Microsoft conceded to 20 European Union areas of concern, in a letter sent to the EU last week, in regard to the EU executive’s order that the Redmond, Washington, software empire share data with rival server makers.
“We are studying it carefully,” said European Commission spokesman Jonathan Todd to reporters, after confirming they received the Microsoft letter on March 31.
The European Commission, which oversees competition in the EU, held Microsoft guilty of abusing Windows’s near-monopoly on operating systems “to crush competition,” and ordered Microsoft to disclose protocols to makers of work-group servers, or computers used to run printers and access files, according to published reports.
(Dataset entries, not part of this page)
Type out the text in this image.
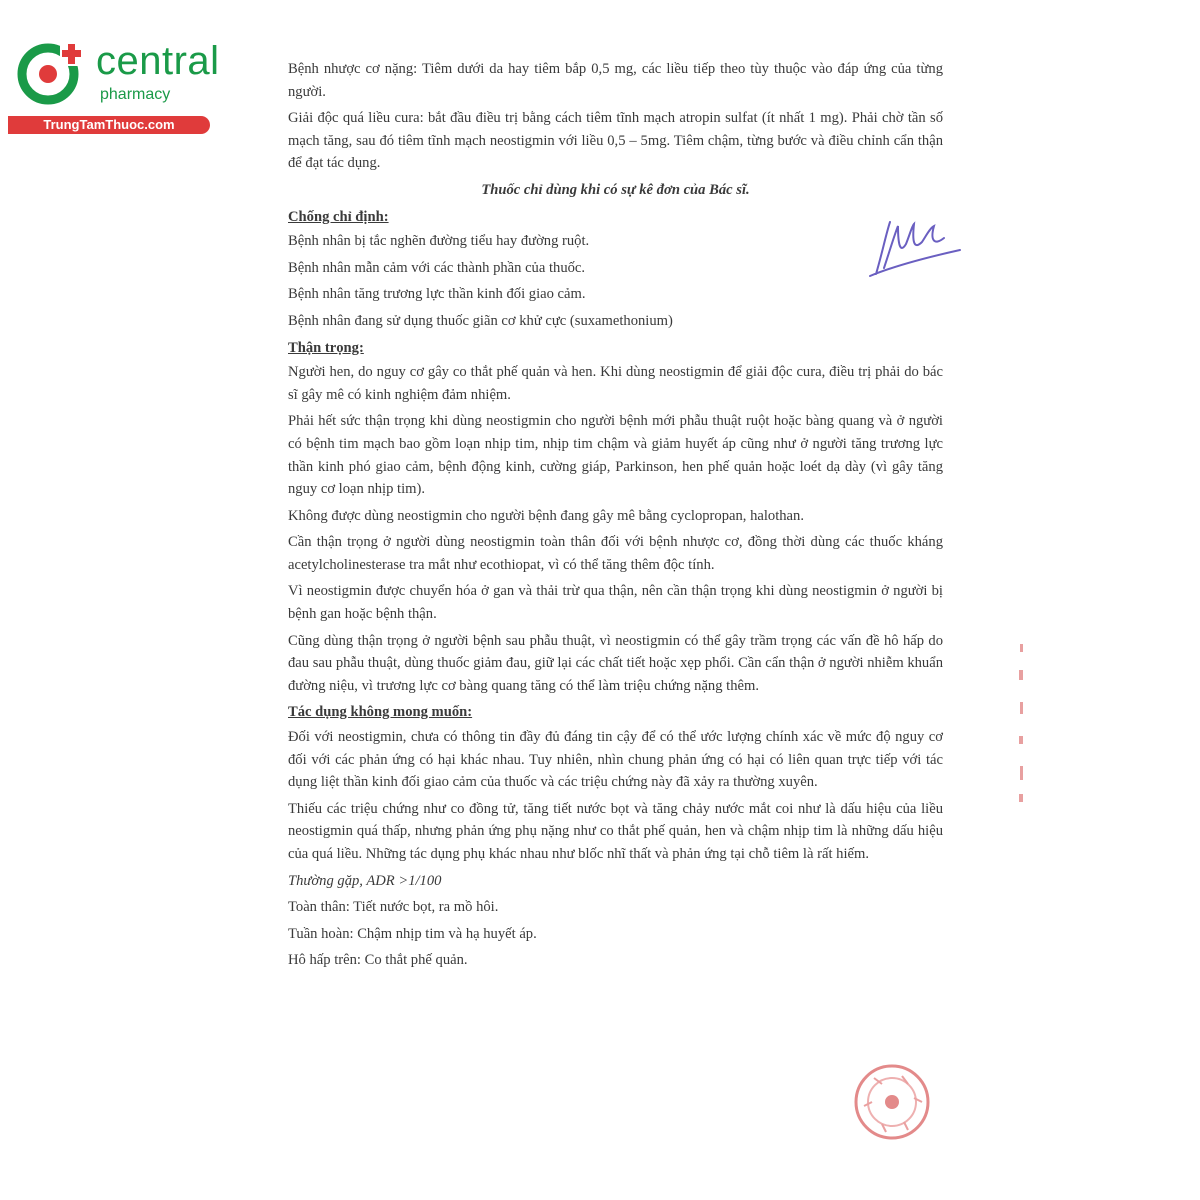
central
pharmacy
TrungTamThuoc.com

Bệnh nhược cơ nặng: Tiêm dưới da hay tiêm bắp 0,5 mg, các liều tiếp theo tùy thuộc vào đáp ứng của từng người.

Giải độc quá liều cura: bắt đầu điều trị bằng cách tiêm tĩnh mạch atropin sulfat (ít nhất 1 mg). Phải chờ tần số mạch tăng, sau đó tiêm tĩnh mạch neostigmin với liều 0,5 – 5mg. Tiêm chậm, từng bước và điều chỉnh cẩn thận để đạt tác dụng.

Thuốc chỉ dùng khi có sự kê đơn của Bác sĩ.

Chống chỉ định:

Bệnh nhân bị tắc nghẽn đường tiểu hay đường ruột.

Bệnh nhân mẫn cảm với các thành phần của thuốc.

Bệnh nhân tăng trương lực thần kinh đối giao cảm.

Bệnh nhân đang sử dụng thuốc giãn cơ khử cực (suxamethonium)

Thận trọng:

Người hen, do nguy cơ gây co thắt phế quản và hen. Khi dùng neostigmin để giải độc cura, điều trị phải do bác sĩ gây mê có kinh nghiệm đảm nhiệm.

Phải hết sức thận trọng khi dùng neostigmin cho người bệnh mới phẫu thuật ruột hoặc bàng quang và ở người có bệnh tim mạch bao gồm loạn nhịp tim, nhịp tim chậm và giảm huyết áp cũng như ở người tăng trương lực thần kinh phó giao cảm, bệnh động kinh, cường giáp, Parkinson, hen phế quản hoặc loét dạ dày (vì gây tăng nguy cơ loạn nhịp tim).

Không được dùng neostigmin cho người bệnh đang gây mê bằng cyclopropan, halothan.

Cần thận trọng ở người dùng neostigmin toàn thân đối với bệnh nhược cơ, đồng thời dùng các thuốc kháng acetylcholinesterase tra mắt như ecothiopat, vì có thể tăng thêm độc tính.

Vì neostigmin được chuyển hóa ở gan và thải trừ qua thận, nên cần thận trọng khi dùng neostigmin ở người bị bệnh gan hoặc bệnh thận.

Cũng dùng thận trọng ở người bệnh sau phẫu thuật, vì neostigmin có thể gây trầm trọng các vấn đề hô hấp do đau sau phẫu thuật, dùng thuốc giảm đau, giữ lại các chất tiết hoặc xẹp phổi. Cần cẩn thận ở người nhiễm khuẩn đường niệu, vì trương lực cơ bàng quang tăng có thể làm triệu chứng nặng thêm.

Tác dụng không mong muốn:

Đối với neostigmin, chưa có thông tin đầy đủ đáng tin cậy để có thể ước lượng chính xác về mức độ nguy cơ đối với các phản ứng có hại khác nhau. Tuy nhiên, nhìn chung phản ứng có hại có liên quan trực tiếp với tác dụng liệt thần kinh đối giao cảm của thuốc và các triệu chứng này đã xảy ra thường xuyên.

Thiếu các triệu chứng như co đồng tử, tăng tiết nước bọt và tăng chảy nước mắt coi như là dấu hiệu của liều neostigmin quá thấp, nhưng phản ứng phụ nặng như co thắt phế quản, hen và chậm nhịp tim là những dấu hiệu của quá liều. Những tác dụng phụ khác nhau như blốc nhĩ thất và phản ứng tại chỗ tiêm là rất hiếm.

Thường gặp, ADR >1/100

Toàn thân: Tiết nước bọt, ra mồ hôi.

Tuần hoàn: Chậm nhịp tim và hạ huyết áp.

Hô hấp trên: Co thắt phế quản.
Microsoft proposed to extend evaluation periods for potential licensees, lower evaluation fees, offer custom versions to customers who do not want the all-in-one kind of licensing, and charge lower, more flexible royalties while distributing protocols astride open source programs without giving up its own intellectual property secrets, the reports said.
"Of the 26 areas where the Commission had concerns,” said an unidentified Microsoft spokesman to reporters April 4, “we have accepted and offered proposals to address the concerns on 20 of these issues. Of the six that remain, Microsoft also feels it has made significant progress but on those it will be a matter of working through them with the Commission as soon as possible."
The EC also slapped Microsoft with a $640 million fine in 2004 and ordered it to make a version of Windows that does not include the Windows Media Player audiovisual program.
The Commission, which polices competition in the European Union, also last year levied a record fine of $640 million (500 million euros) on Microsoft, and ordered it to make a version of Windows without its Media Player audiovisual software.